Rédactrice spécialisée dans le sommeil et la literie depuis 2012

Les Français dormaient profondément. Insomnie, insomnie : les problèmes ont été nombreux ces dernières années et cela s’est accru même depuis le début de la maladie. Deux chercheurs de l’université de Caen (Calvados) mènent une importante étude sur les solutions pour mieux dormir. En particulier, l’activité physique et l’exposition à la lumière.

6 h 41. C’est le temps moyen que nous passons chaque nuit dans les bras de Morphée en semaine. 7h33 le week-end. Selon l’étude INSV/MGEN 2020, c’est une heure de moins qu’il y a 30 ans. C’est 1h30 de moins qu’il y a 50 ans, selon l’Inserm.

On dort de moins en moins, et on dort moins : les troubles du sommeil augmentent, surtout depuis le début de la maladie. Selon le Dr. Marie Netchitailo, experte du sommeil au service de neurophysiologie du CHU de Rouen, 4% des Français ont souffert de troubles du sommeil ces dernières années. C’est 10% aujourd’hui.

10% des Français souffrent également d’insomnie sévère. « C’est courant et ça s’aggrave avec la situation actuelle. Les problèmes de santé et les événements comme la guerre augmentent et l’insomnie est liée au manque de sommeil. Le confinement a causé des pertes. » Moins de sport, plus d’écrans… la maladie a (mal) modifié nos comportements le jour, et cela se ressent la nuit.

Emma Milot et Stéphane Rehel ne s’en cachent pas : ce sont de bons dormeurs. Le soir, ils s’endorment facilement. Le matin, ils essaient de comprendre pourquoi. Elle est docteur en sciences, étudiante diplômée. Tous deux mènent leurs recherches au sein du département Comète de l’Université de Caen.

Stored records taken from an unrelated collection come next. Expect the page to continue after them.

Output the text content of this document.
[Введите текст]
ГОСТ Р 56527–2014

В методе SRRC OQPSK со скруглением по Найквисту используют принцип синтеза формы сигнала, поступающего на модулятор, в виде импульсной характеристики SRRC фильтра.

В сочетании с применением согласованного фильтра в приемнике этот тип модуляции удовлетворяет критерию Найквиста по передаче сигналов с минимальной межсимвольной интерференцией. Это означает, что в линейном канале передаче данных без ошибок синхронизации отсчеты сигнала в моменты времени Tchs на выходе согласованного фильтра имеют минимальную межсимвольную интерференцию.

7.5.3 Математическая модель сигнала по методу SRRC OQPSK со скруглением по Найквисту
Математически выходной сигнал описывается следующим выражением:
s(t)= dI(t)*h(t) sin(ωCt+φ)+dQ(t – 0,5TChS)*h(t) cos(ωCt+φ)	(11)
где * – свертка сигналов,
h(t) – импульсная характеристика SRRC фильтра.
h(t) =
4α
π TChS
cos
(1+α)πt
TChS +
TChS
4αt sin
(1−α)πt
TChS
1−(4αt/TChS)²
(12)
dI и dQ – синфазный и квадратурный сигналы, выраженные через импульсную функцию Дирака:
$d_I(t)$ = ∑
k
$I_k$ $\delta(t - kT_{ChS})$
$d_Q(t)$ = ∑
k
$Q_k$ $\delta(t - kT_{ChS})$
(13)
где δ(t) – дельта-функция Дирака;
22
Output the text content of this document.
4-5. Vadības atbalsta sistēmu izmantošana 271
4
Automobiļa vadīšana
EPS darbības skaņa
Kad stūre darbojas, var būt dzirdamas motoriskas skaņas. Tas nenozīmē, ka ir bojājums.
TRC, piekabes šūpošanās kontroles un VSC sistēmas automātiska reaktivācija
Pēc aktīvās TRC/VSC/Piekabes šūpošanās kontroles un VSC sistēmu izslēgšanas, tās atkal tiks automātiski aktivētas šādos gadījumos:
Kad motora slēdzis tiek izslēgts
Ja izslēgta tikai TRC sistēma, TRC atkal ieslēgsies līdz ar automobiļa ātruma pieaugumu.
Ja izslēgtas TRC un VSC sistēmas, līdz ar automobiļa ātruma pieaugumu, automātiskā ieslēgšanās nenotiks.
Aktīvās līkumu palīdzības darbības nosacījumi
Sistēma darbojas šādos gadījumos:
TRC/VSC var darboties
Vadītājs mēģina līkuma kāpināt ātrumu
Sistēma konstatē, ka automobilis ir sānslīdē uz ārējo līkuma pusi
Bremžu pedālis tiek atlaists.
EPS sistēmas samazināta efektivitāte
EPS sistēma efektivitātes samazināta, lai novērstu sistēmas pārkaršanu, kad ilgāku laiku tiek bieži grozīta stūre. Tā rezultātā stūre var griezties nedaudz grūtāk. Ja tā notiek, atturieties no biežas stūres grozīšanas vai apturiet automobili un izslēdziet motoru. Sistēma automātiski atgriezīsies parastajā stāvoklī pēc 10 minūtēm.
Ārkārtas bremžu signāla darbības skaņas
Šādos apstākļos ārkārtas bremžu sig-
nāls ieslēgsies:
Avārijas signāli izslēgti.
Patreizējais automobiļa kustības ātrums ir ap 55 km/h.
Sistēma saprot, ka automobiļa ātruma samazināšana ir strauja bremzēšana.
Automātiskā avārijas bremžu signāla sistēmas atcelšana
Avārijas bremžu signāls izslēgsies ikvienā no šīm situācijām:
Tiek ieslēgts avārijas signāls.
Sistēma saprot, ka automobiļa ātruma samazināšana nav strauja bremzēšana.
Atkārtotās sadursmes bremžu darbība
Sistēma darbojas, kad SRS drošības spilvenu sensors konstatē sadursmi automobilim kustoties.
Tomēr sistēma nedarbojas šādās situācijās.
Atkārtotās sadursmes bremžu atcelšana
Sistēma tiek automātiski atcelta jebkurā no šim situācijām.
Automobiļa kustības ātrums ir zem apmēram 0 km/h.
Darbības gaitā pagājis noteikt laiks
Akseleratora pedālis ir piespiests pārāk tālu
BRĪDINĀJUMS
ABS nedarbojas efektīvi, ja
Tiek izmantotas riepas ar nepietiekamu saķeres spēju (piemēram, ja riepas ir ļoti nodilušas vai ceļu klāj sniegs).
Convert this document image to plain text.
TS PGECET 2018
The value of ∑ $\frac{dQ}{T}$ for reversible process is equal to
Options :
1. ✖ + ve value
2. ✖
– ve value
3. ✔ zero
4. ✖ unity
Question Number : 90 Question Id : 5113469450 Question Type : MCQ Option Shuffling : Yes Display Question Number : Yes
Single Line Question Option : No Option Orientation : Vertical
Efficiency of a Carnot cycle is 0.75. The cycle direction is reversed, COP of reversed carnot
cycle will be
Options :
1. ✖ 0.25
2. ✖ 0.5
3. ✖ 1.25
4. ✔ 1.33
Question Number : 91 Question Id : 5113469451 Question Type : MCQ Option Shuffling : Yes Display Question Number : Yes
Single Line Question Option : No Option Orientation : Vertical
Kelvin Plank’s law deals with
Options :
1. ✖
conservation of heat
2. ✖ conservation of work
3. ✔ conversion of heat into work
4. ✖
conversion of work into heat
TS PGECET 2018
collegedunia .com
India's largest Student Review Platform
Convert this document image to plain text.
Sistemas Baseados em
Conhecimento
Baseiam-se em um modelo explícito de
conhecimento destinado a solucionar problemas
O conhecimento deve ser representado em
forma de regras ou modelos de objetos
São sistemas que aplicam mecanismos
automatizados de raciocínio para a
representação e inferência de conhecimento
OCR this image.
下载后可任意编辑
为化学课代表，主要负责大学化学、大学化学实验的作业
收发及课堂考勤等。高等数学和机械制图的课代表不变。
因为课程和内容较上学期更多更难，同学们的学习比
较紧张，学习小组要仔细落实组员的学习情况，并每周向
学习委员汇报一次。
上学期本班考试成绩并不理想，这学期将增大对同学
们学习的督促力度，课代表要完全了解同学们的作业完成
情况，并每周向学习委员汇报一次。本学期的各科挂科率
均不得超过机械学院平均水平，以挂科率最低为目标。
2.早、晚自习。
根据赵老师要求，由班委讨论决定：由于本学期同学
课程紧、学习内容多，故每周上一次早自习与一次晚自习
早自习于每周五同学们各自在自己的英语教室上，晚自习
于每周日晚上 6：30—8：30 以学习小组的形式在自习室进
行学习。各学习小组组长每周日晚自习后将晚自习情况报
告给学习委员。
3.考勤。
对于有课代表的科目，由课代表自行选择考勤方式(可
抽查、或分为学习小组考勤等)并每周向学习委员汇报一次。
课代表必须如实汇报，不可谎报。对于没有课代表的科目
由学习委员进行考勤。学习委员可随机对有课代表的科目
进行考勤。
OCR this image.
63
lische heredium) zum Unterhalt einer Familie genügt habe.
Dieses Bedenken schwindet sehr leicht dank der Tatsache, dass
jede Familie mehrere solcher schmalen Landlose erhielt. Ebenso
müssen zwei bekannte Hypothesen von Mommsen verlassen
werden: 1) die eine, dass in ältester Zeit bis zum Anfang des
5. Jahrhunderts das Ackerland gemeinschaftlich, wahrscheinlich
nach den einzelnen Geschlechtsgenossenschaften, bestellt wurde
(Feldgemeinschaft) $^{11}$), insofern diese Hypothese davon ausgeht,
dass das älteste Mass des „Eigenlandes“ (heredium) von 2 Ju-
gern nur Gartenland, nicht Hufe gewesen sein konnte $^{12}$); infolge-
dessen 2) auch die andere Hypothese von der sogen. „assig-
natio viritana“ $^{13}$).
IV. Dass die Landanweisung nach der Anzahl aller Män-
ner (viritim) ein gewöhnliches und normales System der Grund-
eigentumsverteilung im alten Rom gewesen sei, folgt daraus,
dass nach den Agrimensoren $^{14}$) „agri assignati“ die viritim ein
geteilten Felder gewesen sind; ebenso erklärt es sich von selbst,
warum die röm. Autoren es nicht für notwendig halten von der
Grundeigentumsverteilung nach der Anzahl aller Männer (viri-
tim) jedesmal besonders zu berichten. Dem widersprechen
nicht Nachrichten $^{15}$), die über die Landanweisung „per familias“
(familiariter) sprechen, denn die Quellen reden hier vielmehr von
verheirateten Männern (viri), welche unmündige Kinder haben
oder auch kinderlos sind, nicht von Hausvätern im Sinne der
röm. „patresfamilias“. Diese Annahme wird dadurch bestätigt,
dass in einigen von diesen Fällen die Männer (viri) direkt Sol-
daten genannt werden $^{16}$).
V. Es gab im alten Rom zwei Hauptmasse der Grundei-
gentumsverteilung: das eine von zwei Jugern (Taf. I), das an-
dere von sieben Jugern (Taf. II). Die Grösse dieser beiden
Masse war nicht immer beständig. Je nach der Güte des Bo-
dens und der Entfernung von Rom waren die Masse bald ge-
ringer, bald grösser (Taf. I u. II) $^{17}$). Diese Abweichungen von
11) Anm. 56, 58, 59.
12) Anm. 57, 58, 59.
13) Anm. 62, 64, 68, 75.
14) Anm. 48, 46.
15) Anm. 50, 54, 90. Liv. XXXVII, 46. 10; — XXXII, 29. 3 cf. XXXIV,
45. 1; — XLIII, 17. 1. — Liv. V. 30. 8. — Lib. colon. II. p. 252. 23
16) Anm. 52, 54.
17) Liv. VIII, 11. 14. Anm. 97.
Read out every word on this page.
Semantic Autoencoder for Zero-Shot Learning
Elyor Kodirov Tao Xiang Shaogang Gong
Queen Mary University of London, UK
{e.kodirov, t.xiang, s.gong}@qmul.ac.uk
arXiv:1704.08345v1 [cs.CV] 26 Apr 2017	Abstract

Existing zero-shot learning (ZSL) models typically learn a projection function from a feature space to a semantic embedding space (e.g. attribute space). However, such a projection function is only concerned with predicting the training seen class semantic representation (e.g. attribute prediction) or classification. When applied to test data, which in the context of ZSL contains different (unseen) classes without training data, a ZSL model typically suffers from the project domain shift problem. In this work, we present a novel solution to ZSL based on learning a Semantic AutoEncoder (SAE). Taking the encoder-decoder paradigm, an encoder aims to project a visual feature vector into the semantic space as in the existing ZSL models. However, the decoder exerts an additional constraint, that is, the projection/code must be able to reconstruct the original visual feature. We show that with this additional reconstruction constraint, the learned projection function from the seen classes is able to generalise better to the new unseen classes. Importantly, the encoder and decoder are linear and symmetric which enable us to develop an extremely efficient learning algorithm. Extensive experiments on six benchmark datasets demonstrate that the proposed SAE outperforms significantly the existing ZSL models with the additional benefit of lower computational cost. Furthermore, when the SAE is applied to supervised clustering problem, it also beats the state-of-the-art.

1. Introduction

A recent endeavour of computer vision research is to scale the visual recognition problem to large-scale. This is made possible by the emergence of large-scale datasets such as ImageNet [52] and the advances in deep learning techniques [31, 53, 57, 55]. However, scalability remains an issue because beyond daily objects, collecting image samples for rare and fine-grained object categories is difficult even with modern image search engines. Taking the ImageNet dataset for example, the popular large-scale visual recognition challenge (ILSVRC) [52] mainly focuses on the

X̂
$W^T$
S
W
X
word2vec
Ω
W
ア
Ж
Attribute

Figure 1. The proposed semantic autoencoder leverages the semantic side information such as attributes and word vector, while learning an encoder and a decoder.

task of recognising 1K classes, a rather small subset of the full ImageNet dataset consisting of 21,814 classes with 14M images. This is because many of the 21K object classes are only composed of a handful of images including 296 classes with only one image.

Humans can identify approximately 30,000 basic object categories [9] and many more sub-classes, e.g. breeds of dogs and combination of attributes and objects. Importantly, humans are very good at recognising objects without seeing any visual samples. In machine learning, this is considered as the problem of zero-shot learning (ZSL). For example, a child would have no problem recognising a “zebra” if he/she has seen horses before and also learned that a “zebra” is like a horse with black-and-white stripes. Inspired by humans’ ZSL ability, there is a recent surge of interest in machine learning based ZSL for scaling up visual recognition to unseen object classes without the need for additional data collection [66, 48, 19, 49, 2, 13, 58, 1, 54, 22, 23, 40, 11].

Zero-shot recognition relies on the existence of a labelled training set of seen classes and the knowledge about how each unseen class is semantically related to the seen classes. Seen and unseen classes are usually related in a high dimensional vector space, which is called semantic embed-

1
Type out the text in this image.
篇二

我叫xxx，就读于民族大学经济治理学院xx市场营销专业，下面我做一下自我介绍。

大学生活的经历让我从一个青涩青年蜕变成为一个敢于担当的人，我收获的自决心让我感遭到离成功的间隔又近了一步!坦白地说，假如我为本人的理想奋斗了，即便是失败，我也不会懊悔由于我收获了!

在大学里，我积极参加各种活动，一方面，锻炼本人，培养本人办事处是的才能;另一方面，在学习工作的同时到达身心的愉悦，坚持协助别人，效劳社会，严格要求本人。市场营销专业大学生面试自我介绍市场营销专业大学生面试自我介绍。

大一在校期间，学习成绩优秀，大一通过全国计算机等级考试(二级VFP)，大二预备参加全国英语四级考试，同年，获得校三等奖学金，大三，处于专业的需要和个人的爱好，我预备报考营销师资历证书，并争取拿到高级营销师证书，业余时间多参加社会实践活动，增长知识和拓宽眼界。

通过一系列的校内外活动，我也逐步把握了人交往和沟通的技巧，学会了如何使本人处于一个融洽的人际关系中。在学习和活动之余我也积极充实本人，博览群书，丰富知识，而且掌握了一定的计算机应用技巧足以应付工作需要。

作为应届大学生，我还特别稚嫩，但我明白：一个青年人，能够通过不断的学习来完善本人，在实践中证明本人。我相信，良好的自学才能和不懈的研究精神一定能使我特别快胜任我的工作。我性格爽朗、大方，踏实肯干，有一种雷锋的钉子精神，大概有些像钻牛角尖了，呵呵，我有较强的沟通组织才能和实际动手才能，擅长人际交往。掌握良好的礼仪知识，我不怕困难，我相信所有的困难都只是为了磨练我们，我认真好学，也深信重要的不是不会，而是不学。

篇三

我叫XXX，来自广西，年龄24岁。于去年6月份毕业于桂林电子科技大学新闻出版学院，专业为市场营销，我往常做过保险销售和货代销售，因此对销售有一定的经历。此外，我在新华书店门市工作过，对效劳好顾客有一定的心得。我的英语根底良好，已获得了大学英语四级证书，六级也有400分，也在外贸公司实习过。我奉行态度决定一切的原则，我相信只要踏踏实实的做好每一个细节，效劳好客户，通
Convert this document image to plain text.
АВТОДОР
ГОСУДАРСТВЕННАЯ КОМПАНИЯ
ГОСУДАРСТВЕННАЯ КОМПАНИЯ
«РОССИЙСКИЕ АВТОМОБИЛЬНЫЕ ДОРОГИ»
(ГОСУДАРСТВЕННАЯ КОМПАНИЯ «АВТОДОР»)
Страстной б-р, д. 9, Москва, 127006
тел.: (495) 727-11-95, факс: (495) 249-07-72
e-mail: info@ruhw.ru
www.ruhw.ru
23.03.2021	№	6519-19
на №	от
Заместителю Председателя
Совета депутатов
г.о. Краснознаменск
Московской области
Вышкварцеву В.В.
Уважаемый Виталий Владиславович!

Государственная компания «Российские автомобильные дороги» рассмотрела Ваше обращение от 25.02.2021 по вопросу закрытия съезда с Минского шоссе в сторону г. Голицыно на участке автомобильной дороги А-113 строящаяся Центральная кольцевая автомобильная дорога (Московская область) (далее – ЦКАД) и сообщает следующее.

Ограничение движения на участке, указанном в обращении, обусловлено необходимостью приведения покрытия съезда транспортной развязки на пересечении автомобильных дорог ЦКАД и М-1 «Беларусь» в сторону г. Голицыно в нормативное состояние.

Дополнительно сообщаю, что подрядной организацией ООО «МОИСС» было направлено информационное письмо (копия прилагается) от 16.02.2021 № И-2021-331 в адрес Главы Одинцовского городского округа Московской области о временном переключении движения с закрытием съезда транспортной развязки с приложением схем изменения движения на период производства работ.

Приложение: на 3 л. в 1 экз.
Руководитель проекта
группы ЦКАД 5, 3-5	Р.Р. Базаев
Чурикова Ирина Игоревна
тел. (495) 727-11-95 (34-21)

Stéphane Rehel et Emma Millot ont introduit la « polysomnographie ».

©Arthur Deshayes

Leur principal outil de diagnostic des troubles du sommeil : la PSG. Cela n’a rien à voir avec l’équipe de football, PolySomnoGraphy est un appareil qui permet de collecter de nombreuses informations durant la nuit d’un sujet. L’activité électrique du cerveau, les mouvements des yeux, le tonus musculaire, l’activité cardio-respiratoire, l’oxygène dans le sang : tout est enregistré, principalement grâce aux 12 électrodes placées autour du cerveau. Ajoutez aux cordes sur le tronc, la canule dans le nez et le filet autour de la tête : ce n’est pas confortable de dormir, mais c’est le seul moyen de savoir exactement comment se passe notre nuit.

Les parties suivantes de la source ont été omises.